Le leader incontesté de l'opposition n’étant plus là, aucune autre personnalité politique n’est parvenue à faire l’unanimité et l’opposition s’est divisée. Le fils du défunt, Félix Tshisekedi, a été élu président du Rassemblement et présenté comme candidat au poste de Premier ministre, tandis qu’une frange dissidente du Rassemblement lui préférait Joseph Olenghankoy. Le président Kabila a habilement profité de cette scission en nommant, en avril dernier, Bruno Tshibala, un dissident du Rassemblement, au poste de Premier ministre. Cet ancien de l’UDPS d’Etienne Tshisekedi a été exclu du parti un mois plus tôt après avoir rallié Joseph Olenghankoy. Ce dernier a ensuite été nommé président du CNSA, fin juillet. Une désignation immédiatement contestée par les partisans de Félix Tshisekedi.
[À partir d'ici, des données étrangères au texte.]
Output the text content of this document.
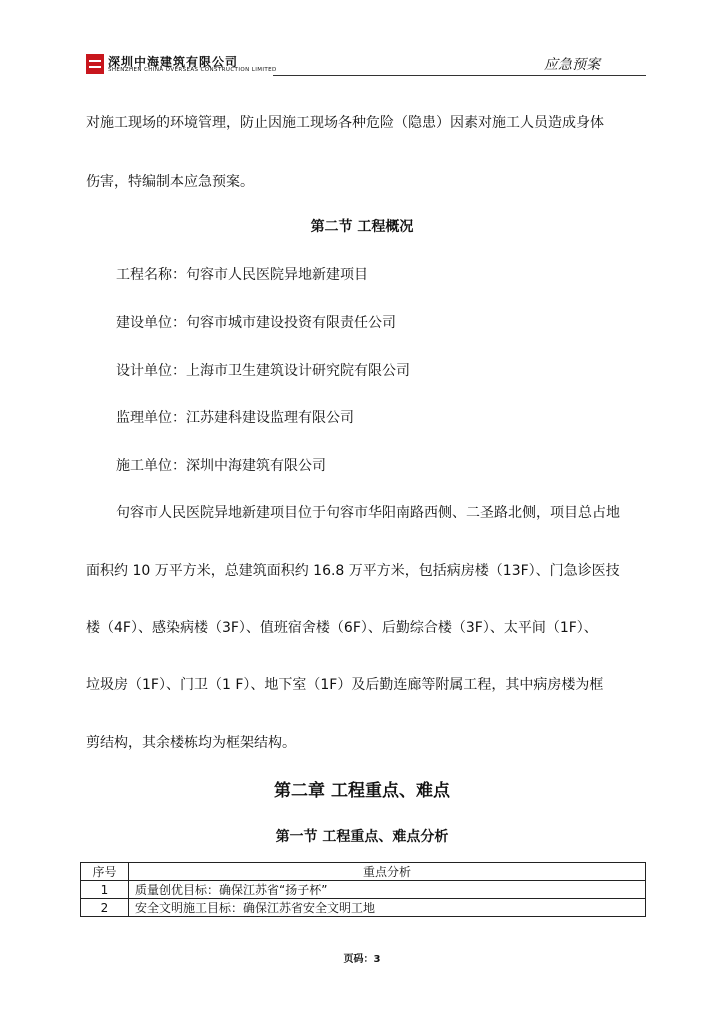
深圳中海建筑有限公司
SHENZHEN CHINA OVERSEAS CONSTRUCTION LIMITED	应急预案
对施工现场的环境管理，防止因施工现场各种危险（隐患）因素对施工人员造成身体
伤害，特编制本应急预案。
第二节 工程概况
工程名称：句容市人民医院异地新建项目
建设单位：句容市城市建设投资有限责任公司
设计单位：上海市卫生建筑设计研究院有限公司
监理单位：江苏建科建设监理有限公司
施工单位：深圳中海建筑有限公司
句容市人民医院异地新建项目位于句容市华阳南路西侧、二圣路北侧，项目总占地
面积约 10 万平方米，总建筑面积约 16.8 万平方米，包括病房楼（13F）、门急诊医技
楼（4F）、感染病楼（3F）、值班宿舍楼（6F）、后勤综合楼（3F）、太平间（1F）、
垃圾房（1F）、门卫（1 F）、地下室（1F）及后勤连廊等附属工程，其中病房楼为框
剪结构，其余楼栋均为框架结构。
第二章 工程重点、难点
第一节 工程重点、难点分析
序号	重点分析
1	质量创优目标：确保江苏省“扬子杯”
2	安全文明施工目标：确保江苏省安全文明工地
页码：3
Le débauchage de membres de l’opposition marque clairement l’intention de Kabila de ne pas organiser les élections. Les ténors de son clan œuvrent à l’extérieur comme à l’intérieur du pays pour assurer la pérennité du régime. Barnabé Kikaya, conseiller du chef de l’État depuis 2014, négociateur en chef aux Nations unies et fin diplomate, « affronte opposition du Conseil de sécurité de l’ONU, des chancelleries occidentales, de l’Union européenne et même du Pape François » (Le Monde, 01/09) pour éviter à Kabila des sanctions internationales plus sévères. Kalev Mu tond, le puissant chef de l’Agence nationale de renseignement (ANR), verrouille quant à lui la forteresse de l’intérieur. Surnommé « le Bourreau du régime Kabila », il est visé par des sanctions de l’Union européenne et des États-Unis, à l’instar de plusieurs autres hauts responsables du régime, dont Lambert Mende, porte-parole du gouvernement et ministre de la Communication. » Elle considère aussi que : « l’armée congolaise est suspectée de graves exactions dans les provinces du Kasaï où l’on a trouvé plus de 40 fosses communes et plus de 400 morts. Plus d’un million de personnes ont été déplacées dans cette région du Kasaï.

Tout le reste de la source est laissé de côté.